Self-care is a subject we've become much more familiar with over recent years. We're starting to understand that it's not just our physical health we need to look after, but our emotional and mental well-being, too. True self-care isn't about frivolous activities. As journalist and author Brianna Wiest noted in a Facebook post for the arts and humanities group Nepenthe: "[It's] not salt baths and chocolate cake; it is making the choice to build a life you don't need to regularly escape from."
That could mean being disciplined enough to get yourself to the gym no matter how tiring your day. It could mean ditching a toxic relationship. It could be going to the dentist, organising your finances, making time to sit quietly or to go for a walk.
Your home plays a big part in your self-care plans. It's the environment you spend most of your relaxation time in – and for some, your work time, too. It's where you go to sleep and wake up, where you prepare food, spend time with family and loved ones. It's your space, and therefore has a profound impact on your well-being, or lack thereof. Here are some ways in which you can create a home that soothes and nurtures.
Build your social capital
This phrase refers to the positive outcomes of human beings interacting well together and has been shown to relate to how happy people in social groups and societies are. In other words, investing in relationships can improve your well-being. So make your home a welcoming space, invite friends for dinner and get a guest bed for the spare room and have people over to stay.
Tackle the stress points
Is there a rug you keep tripping on as you walk across your living room? A crack in the plasterwork in your bedroom that bugs you as you lie in bed at night? A dripping tap in your bathroom that you've been meaning to get fixed for ages? Do it. These might not seem like big things, but often it's the persistent worries and nagging frustrations that grind us down. Make time to fix these stress points so they don't add to your mental load.

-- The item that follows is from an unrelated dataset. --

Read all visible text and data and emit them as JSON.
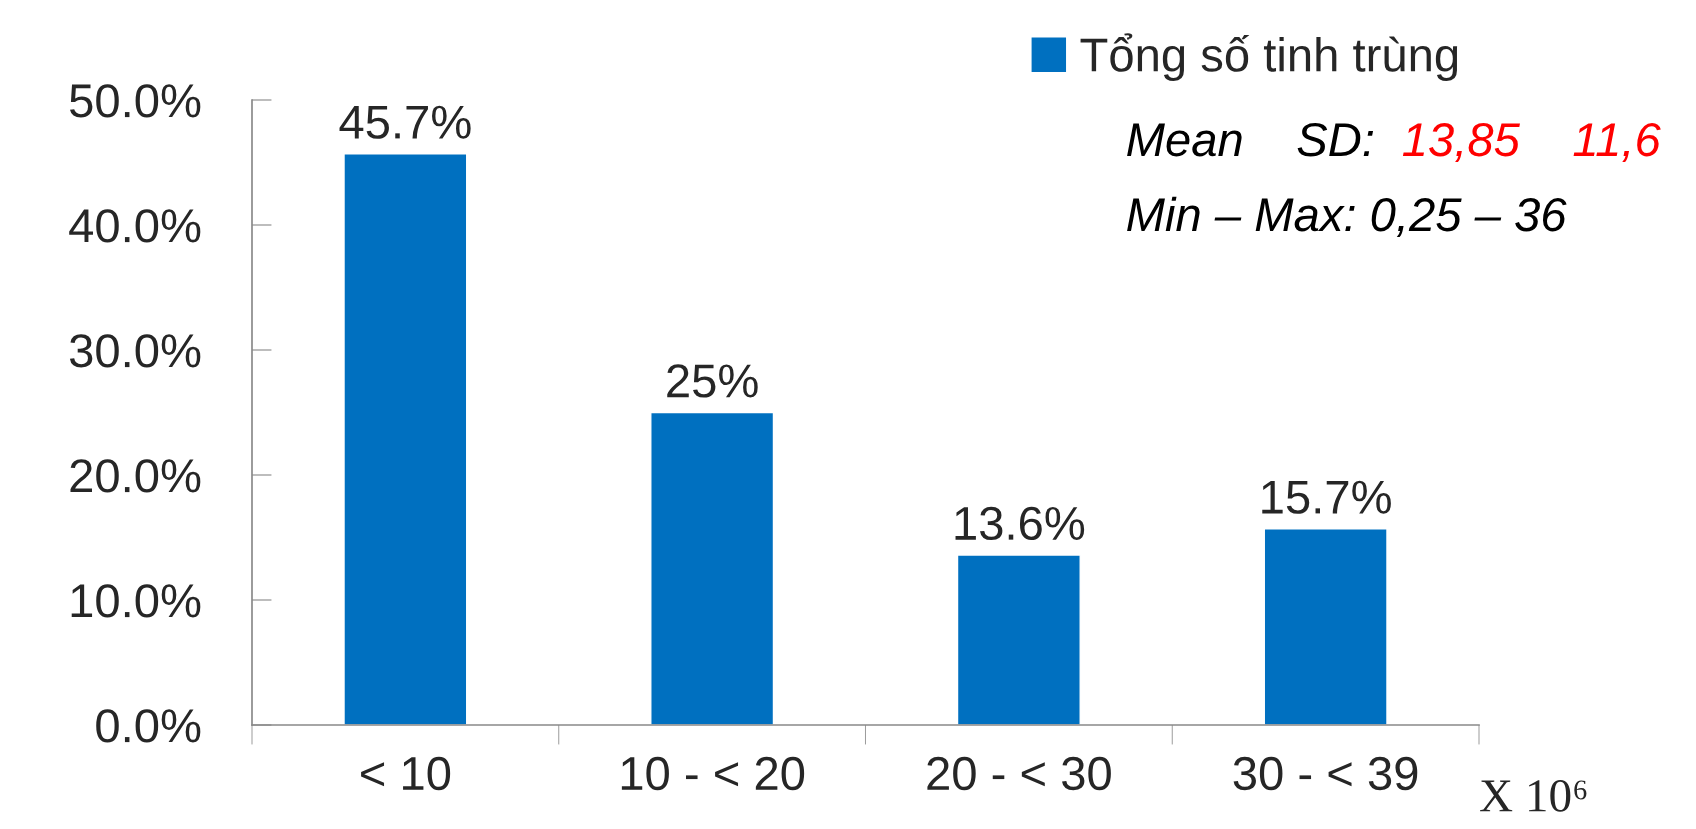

We're all aware of the dangers of sunburn and heatstroke in the UAE, but too little sun isn't good for you, either. Not only does sunlight help our bodies produce vitamin D, which can tackle a low mood and anxiety, but being outside during daylight hours also helps your body slot in with the natural rhythms of day and night, allowing you to produce melanin, which helps to block processes that lead to skin cancer, when you're ready to go to sleep. So make sure you give as much attention to your outdoor spaces as you do to your interiors – even if you only have a little balcony with a comfy outdoor chair where you can sit for half an hour and read a book or enjoy a coffee.
Protect your sleep space
Make sure your bedroom is designed to help you get the best night's rest. This means removing all gadgets and anything that emits blue light, which gets in the way of your body producing that sleep-inducing natural hormone, melatonin. Clearing clutter can also help you feel more restful, as can decorating the space in calm, soft colours – bright red walls aren't going to help you drift off. Invest in good-quality bed linen and try a weighted blanket, which helps some people fall asleep more easily.
Make exercise easy
Our physical and emotional well-being are closely linked, so if you’re not getting enough exercise it can eventually make you feel quite low. If getting to the gym regularly is a struggle, consider dedicating some space in your home to exercise. You could invest in a static bike or rowing machine, or just find a spot to lay out a yoga mat and do some sun salutations each morning.
Many of the things that cause us stress are small issues, from skipping a dental appointment and missing the deadline on a supermarket coupon to realising your passport is about to run out just before an important work trip. However, these can easily be avoided. Getting organised is a wider lifestyle change, but your home can support this. Whether you hang a wall planner or pinboard in your hallway and use it as a way to remember important things, or buy a box file so you can organise your paperwork, find a system that helps you tackle your particular challenges – and stick to it.
Create a green space
The word biophilia refers to our natural affinity with plants and nature. You may live in a built-up city, but that doesn't mean you can't bring nature into your home. Plants are the obvious choice and you don't need many. You need not even be especially green-fingered, just choose hardy species such as bamboo and indoor palms that don't need much upkeep. And if you only have space for one or two, make sure they're plants like calathea and peace lilies, which are particularly good at cleansing the air of toxins.
Look after the planet
Our values shape who we are and being true to them is part of looking after our emotional health. There are many ways your house can help you do this. For example, if you've chosen to eat a plant-based diet, you might want to consider using vegan paint when you're decorating. These are free from casein (a type of milk protein) and beeswax, which are used as binding agents in many regular paints, and avoid ingredients that have been tested on animals. The same goes for plastic and cleaning products loaded with chemicals.
All of us are creative in some way, even if we can’t paint, or write music or fiction. Being inventive brings us joy and can help us enter a flow state, which is relaxing and a great well-being boost. Have a think about what makes you feel like this and then create space in your home for this activity. If you love cooking, invest in making your kitchen a happy place to prepare meals. If getting your hands covered in soil gives you joy, fill your home with plants or grow herbs on your windowsill – whatever makes you smile when you walk through the door.